Now that we’re through availability, lets me show you how easy Web Speech is to use. Let’s start by making the browser talk to you. Open up your javascript console and copy and paste this line of code (or hit ):

window.speechSynthesis.speak(new SpeechSynthesisUtterance('Hello World'));

If you are using a capable browser, you should have heard your computer say Hello World. Neat, right? There is more you can do with this API, including changing the voice, that I’m not going to get into. Read this post by Eric Bidelman if you want to see some more of those options.

Next up is accepting your your speech as input. Add x-webkit-speech to your input textbox attribute like so:

<input type="text" x-webkit-speech>

This lets you hit a little microphone when you are focused on the textbox. You should see that in the example above.

This is the easy way to accept text-to-speech in your forms. You can collect speech input in Javascript as well. That gets a little more complicated, so I’m not going to talk about that Today. If you are interested in learning how that works, I suggest you check out this article by Glen Shires.
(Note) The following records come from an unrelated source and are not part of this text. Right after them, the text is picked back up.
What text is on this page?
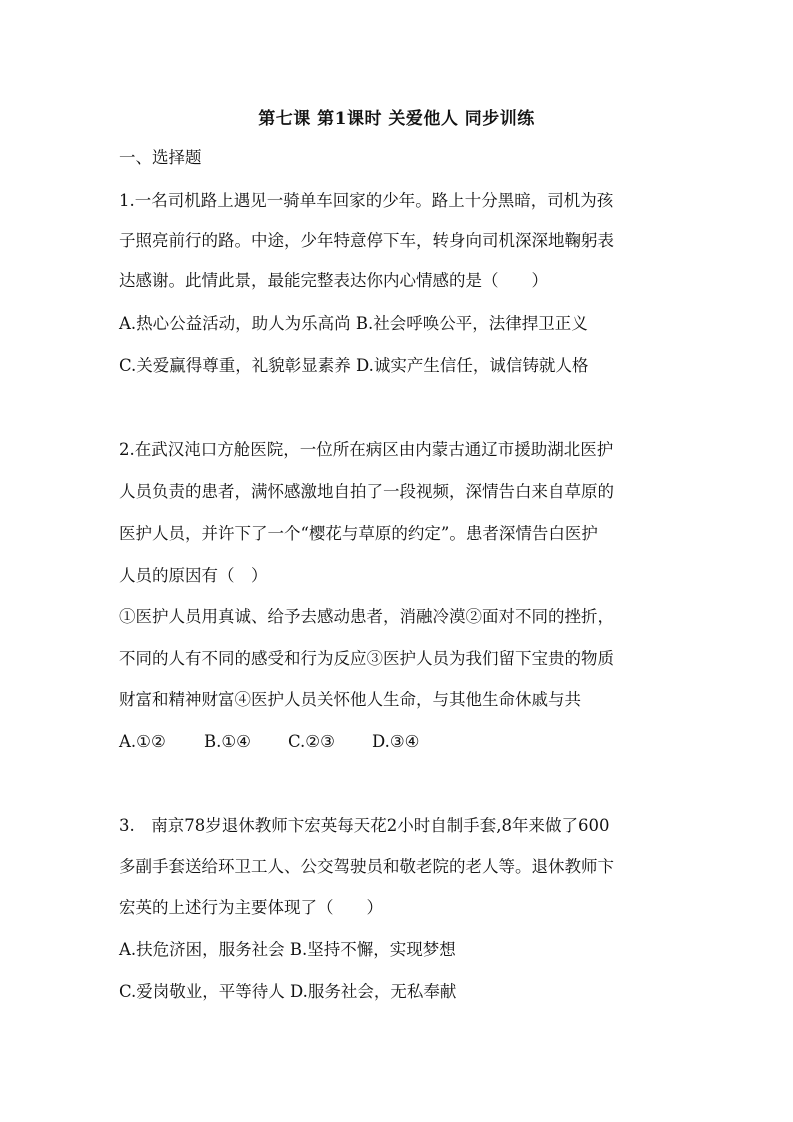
第七课 第1课时 关爱他人 同步训练
一、选择题
1.一名司机路上遇见一骑单车回家的少年。路上十分黑暗，司机为孩
子照亮前行的路。中途，少年特意停下车，转身向司机深深地鞠躬表
达感谢。此情此景，最能完整表达你内心情感的是（　　）
A.热心公益活动，助人为乐高尚 B.社会呼唤公平，法律捍卫正义
C.关爱赢得尊重，礼貌彰显素养 D.诚实产生信任，诚信铸就人格
2.在武汉沌口方舱医院，一位所在病区由内蒙古通辽市援助湖北医护
人员负责的患者，满怀感激地自拍了一段视频，深情告白来自草原的
医护人员，并许下了一个“樱花与草原的约定”。患者深情告白医护
人员的原因有（　）
①医护人员用真诚、给予去感动患者，消融冷漠②面对不同的挫折，
不同的人有不同的感受和行为反应③医护人员为我们留下宝贵的物质
财富和精神财富④医护人员关怀他人生命，与其他生命休戚与共
A.①② B.①④ C.②③ D.③④
3.　南京78岁退休教师卞宏英每天花2小时自制手套,8年来做了600
多副手套送给环卫工人、公交驾驶员和敬老院的老人等。退休教师卞
宏英的上述行为主要体现了（　　）
A.扶危济困，服务社会 B.坚持不懈，实现梦想
C.爱岗敬业，平等待人 D.服务社会，无私奉献
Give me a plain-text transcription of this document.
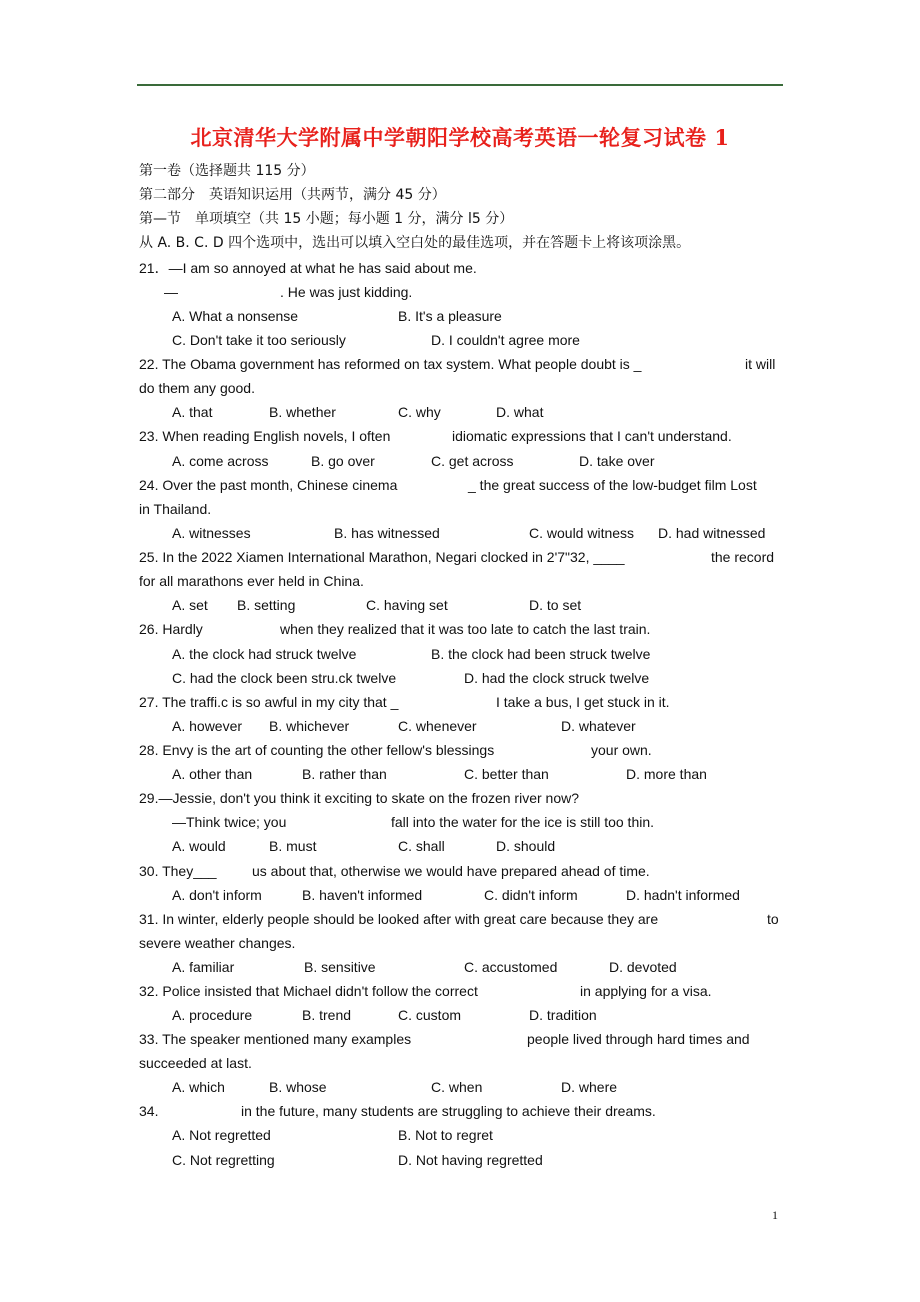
北京清华大学附属中学朝阳学校高考英语一轮复习试卷 1
第一卷（选择题共 115 分）
第二部分　英语知识运用（共两节，满分 45 分）
第—节　单项填空（共 15 小题；每小题 1 分，满分 l5 分）
从 A. B. C. D 四个选项中，选出可以填入空白处的最佳选项，并在答题卡上将该项涂黑。
21．—I am so annoyed at what he has said about me.
—	. He was just kidding.
A. What a nonsense	B. It's a pleasure
C. Don't take it too seriously	D. I couldn't agree more
22. The Obama government has reformed on tax system. What people doubt is _	it will
do them any good.
A. that	B. whether	C. why	D. what
23. When reading English novels, I often	idiomatic expressions that I can't understand.
A. come across	B. go over	C. get across	D. take over
24. Over the past month, Chinese cinema	_ the great success of the low-budget film Lost
in Thailand.
A. witnesses	B. has witnessed	C. would witness D. had witnessed
25. In the 2022 Xiamen International Marathon, Negari clocked in 2'7"32, ____	the record
for all marathons ever held in China.
A. set B. setting	C. having set	D. to set
26. Hardly	when they realized that it was too late to catch the last train.
A. the clock had struck twelve	B. the clock had been struck twelve
C. had the clock been stru.ck twelve	D. had the clock struck twelve
27. The traffi.c is so awful in my city that _	I take a bus, I get stuck in it.
A. however B. whichever	C. whenever	D. whatever
28. Envy is the art of counting the other fellow's blessings	your own.
A. other than	B. rather than	C. better than	D. more than
29.—Jessie, don't you think it exciting to skate on the frozen river now?
—Think twice; you	fall into the water for the ice is still too thin.
A. would	B. must	C. shall	D. should
30. They___	us about that, otherwise we would have prepared ahead of time.
A. don't inform	B. haven't informed	C. didn't inform	D. hadn't informed
31. In winter, elderly people should be looked after with great care because they are	to
severe weather changes.
A. familiar	B. sensitive	C. accustomed	D. devoted
32. Police insisted that Michael didn't follow the correct	in applying for a visa.
A. procedure	B. trend	C. custom	D. tradition
33. The speaker mentioned many examples	people lived through hard times and
succeeded at last.
A. which	B. whose	C. when	D. where
34.	in the future, many students are struggling to achieve their dreams.
A. Not regretted	B. Not to regret
C. Not regretting	D. Not having regretted
1
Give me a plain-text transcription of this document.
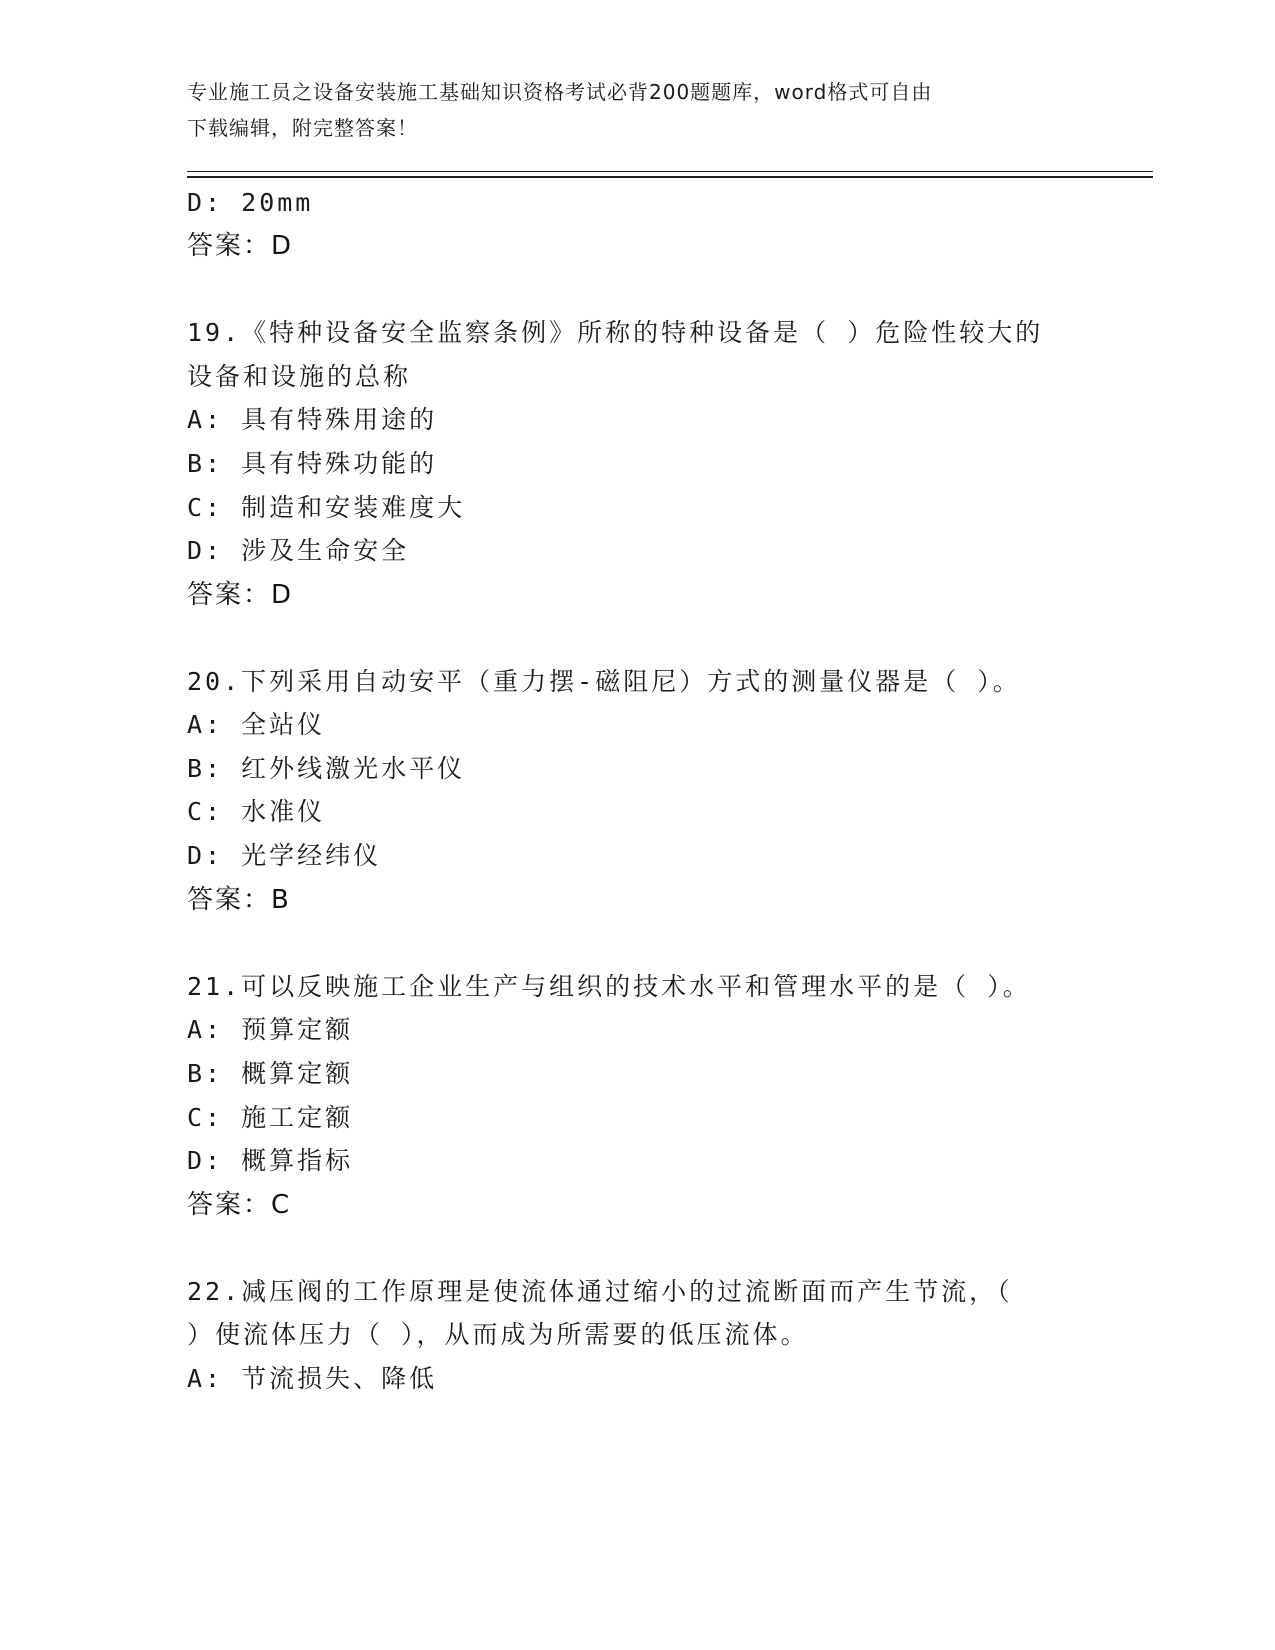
专业施工员之设备安装施工基础知识资格考试必背200题题库，word格式可自由
下载编辑，附完整答案！
D: 20mm
答案：D
19.《特种设备安全监察条例》所称的特种设备是（ ）危险性较大的
设备和设施的总称
A: 具有特殊用途的
B: 具有特殊功能的
C: 制造和安装难度大
D: 涉及生命安全
答案：D
20.下列采用自动安平（重力摆-磁阻尼）方式的测量仪器是（ ）。
A: 全站仪
B: 红外线激光水平仪
C: 水准仪
D: 光学经纬仪
答案：B
21.可以反映施工企业生产与组织的技术水平和管理水平的是（ ）。
A: 预算定额
B: 概算定额
C: 施工定额
D: 概算指标
答案：C
22.减压阀的工作原理是使流体通过缩小的过流断面而产生节流，（
）使流体压力（ ），从而成为所需要的低压流体。
A: 节流损失、降低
Now you you’ve seen how easy this is, go check out this sweet Web Speech demo by Eric Bidelman. He combines the Web Speech API with the Google Translate API. I keep going back to this page to play with it. I’m amazed that this is capable in the browser.

I have one negative thing to report. At the moment, the speech-to-text is not as accurate as I’m used to with speech-to-text services. It only captured around 60% of my words correctly. I tested it on both my Macbook and Nexus 5. I don’t believe it was a microphone issue – Google Now rarely has issues when I use it.